The Double Comfort Safari Club
- First edition
- Author: Alexander McCall Smith
- Language: English
- Series: The No. 1 Ladies' Detective Agency
- Genre: Mystery
- Publisher: Little, Brown
- Publication date: 2010
- Publication place: Scotland
- Pages: 256
- ISBN: 978-1408701065
- Preceded by: Tea Time for the Traditionally Built (2009)
- Followed by: The Saturday Big Tent Wedding Party (2011)

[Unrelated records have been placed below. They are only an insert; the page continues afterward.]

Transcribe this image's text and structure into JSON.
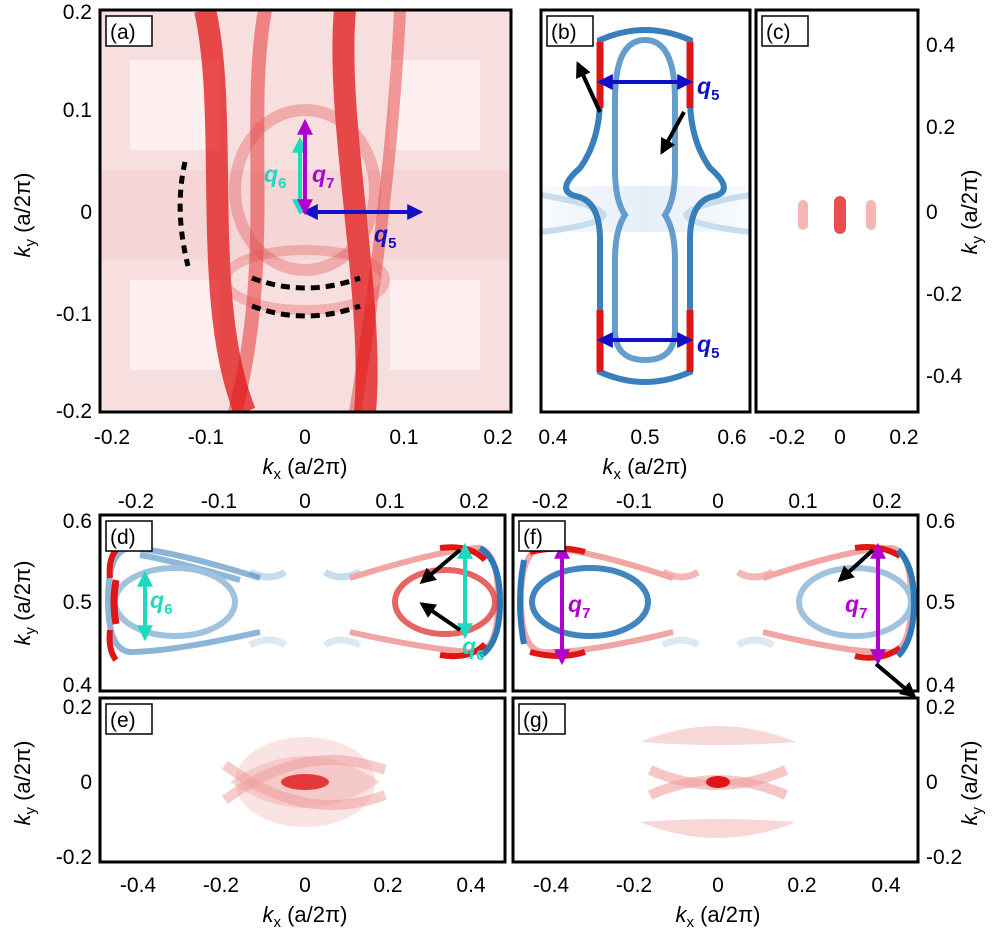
{
  "panels": {
    "a": {
      "label": "(a)"
    },
    "b": {
      "label": "(b)"
    },
    "c": {
      "label": "(c)"
    },
    "d": {
      "label": "(d)"
    },
    "e": {
      "label": "(e)"
    },
    "f": {
      "label": "(f)"
    },
    "g": {
      "label": "(g)"
    }
  },
  "axes": {
    "ky_symbol": "k",
    "ky_sub": "y",
    "kx_symbol": "k",
    "kx_sub": "x",
    "unit": " (a/2π)"
  },
  "ticks": {
    "a_y": [
      "0.2",
      "0.1",
      "0",
      "-0.1",
      "-0.2"
    ],
    "a_x": [
      "-0.2",
      "-0.1",
      "0",
      "0.1",
      "0.2"
    ],
    "b_x": [
      "0.4",
      "0.5",
      "0.6"
    ],
    "c_x": [
      "-0.2",
      "0",
      "0.2"
    ],
    "c_y": [
      "0.4",
      "0.2",
      "0",
      "-0.2",
      "-0.4"
    ],
    "top_df": [
      "-0.2",
      "-0.1",
      "0",
      "0.1",
      "0.2"
    ],
    "d_y": [
      "0.6",
      "0.5",
      "0.4"
    ],
    "f_y": [
      "0.6",
      "0.5",
      "0.4"
    ],
    "e_y": [
      "0.2",
      "0",
      "-0.2"
    ],
    "g_y": [
      "0.2",
      "0",
      "-0.2"
    ],
    "bottom_eg": [
      "-0.4",
      "-0.2",
      "0",
      "0.2",
      "0.4"
    ]
  },
  "arrows": {
    "q5": {
      "sym": "q",
      "sub": "5",
      "color": "#1010c8"
    },
    "q6": {
      "sym": "q",
      "sub": "6",
      "color": "#20d8c0"
    },
    "q7": {
      "sym": "q",
      "sub": "7",
      "color": "#b000d0"
    }
  },
  "colors": {
    "red_band": "#e01515",
    "blue_contour": "#2e78b8",
    "light_red": "#f3b9b9",
    "black": "#000000"
  }
}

= The Double Comfort Safari Club =

The Double Comfort Safari Club, published in 2010, is the eleventh in The No. 1 Ladies' Detective Agency series of novels by Alexander McCall Smith, set in Gaborone, Botswana, and featuring the Motswana protagonist Precious Ramotswe.

==Plot summary==
Mma Ramotswe and Mma Makutsi are called to a safari lodge in Botswana's Okavango Delta to carry out a delicate mission on behalf of a former guest. The Okavango makes Precious appreciate once again the beauty of her homeland: it is a paradise of teeming wildlife, majestic grasslands and sparkling water. However, it is also home to rival safari operators, fearsome crocodiles and disgruntled hippopotamuses. What is more, Mma Makutsi still has not set a date for her wedding to Phuti Radiphuti and is feeling rather tetchy herself, not least because of Phuti's possessive aunt. But Precious knows that with a little patience, just as the wide river will gently make its way round any obstacle, so will everything work out for the best in the end.